Robertson: l’iceberg sarà anche vicino ma sti prescritti (pezzenti) spendono, spendono, blaterano, fanno, disfano, si auto-inculano i debiti… siamo sicuri che magari in fondo non abbiano in mano qualche cavillo che gli para il culo dal fallimento? No, perchè qua ce lo diciamo da ormai qualche anno eppure… non succede niente.
Scritto da MacPhisto il 9 luglio 2015 alle ore 15:12
Ma secondo voi qualcuno può permettersi di fare fallire quei cani bastardi?
Dai siamo in Italia tutti tengono famiglia e ‘i cani bastardi credo siano la terza squadra per numero di tifosi (pensate ce ne sono perfino in Sicilia con grande dispiacere di quel cornuto di 3)

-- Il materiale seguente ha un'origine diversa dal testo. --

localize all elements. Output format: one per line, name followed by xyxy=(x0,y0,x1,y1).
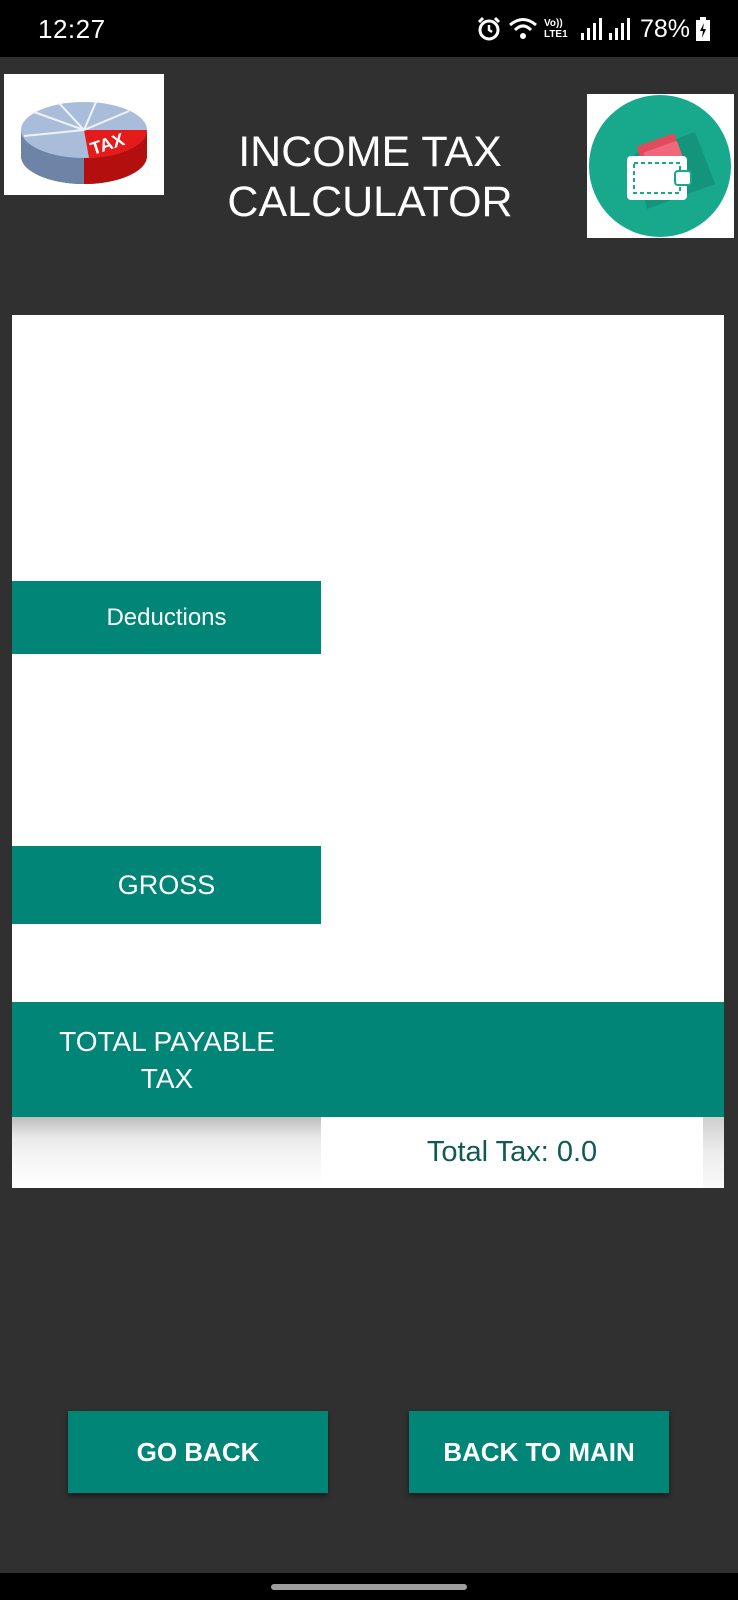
total-payable-label-line1: TOTAL PAYABLE xyxy=(59,1025,275,1057)
total-tax-value: Total Tax: 0.0 xyxy=(426,1136,598,1168)
page-title: INCOME TAX CALCULATOR xyxy=(190,127,550,227)
deductions-button[interactable]: Deductions xyxy=(12,581,321,654)
status-bar: 12:27 Vo)) LTE1 78% xyxy=(0,0,738,57)
tax-pie-chart-icon: TAX xyxy=(21,101,148,184)
wallet-logo xyxy=(587,94,734,238)
back-to-main-button[interactable]: BACK TO MAIN xyxy=(409,1411,669,1493)
network-label: Vo)) LTE1 xyxy=(543,18,568,40)
page-title-line2: CALCULATOR xyxy=(227,178,513,226)
battery-charging-icon xyxy=(696,17,710,41)
shadow-area xyxy=(12,1117,321,1188)
status-icons: Vo)) LTE1 78% xyxy=(476,14,710,44)
total-payable-label: TOTAL PAYABLE TAX xyxy=(32,1002,302,1117)
battery-percent: 78% xyxy=(639,14,690,43)
calculator-panel: Deductions GROSS TOTAL PAYABLE TAX Total… xyxy=(12,315,724,1188)
page-title-line1: INCOME TAX xyxy=(238,128,502,176)
wallet-icon xyxy=(589,95,731,237)
status-time: 12:27 xyxy=(38,14,106,44)
alarm-icon xyxy=(476,16,502,42)
navigation-bar xyxy=(0,1573,738,1600)
wifi-icon xyxy=(508,17,538,41)
shadow-area xyxy=(703,1117,724,1188)
signal-icon xyxy=(580,17,602,41)
total-payable-label-line2: TAX xyxy=(140,1062,194,1094)
total-payable-band: TOTAL PAYABLE TAX xyxy=(12,1002,724,1117)
go-back-button[interactable]: GO BACK xyxy=(68,1411,328,1493)
gross-button[interactable]: GROSS xyxy=(12,846,321,924)
app-header: TAX INCOME TAX CALCULATOR xyxy=(0,57,738,302)
tax-logo: TAX xyxy=(4,74,164,195)
signal-icon xyxy=(608,17,630,41)
home-gesture-handle[interactable] xyxy=(271,1584,467,1590)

Tevez a tutt’oggi è ancora un giocatore della juve…Nessun comunicato ufficiale quindi si vede che ancora non c’è certezza! Leo
Robertson: l’iceberg sarà anche vicino ma sti prescritti (pezzenti) spendono, spendono, blaterano, fanno, disfano, si auto-inculano i debiti… siamo sicuri che magari in fondo non abbiano in mano qualche cavillo che gli para il culo dal fallimento? No, perchè qua ce lo diciamo da ormai qualche anno eppure… non succede niente.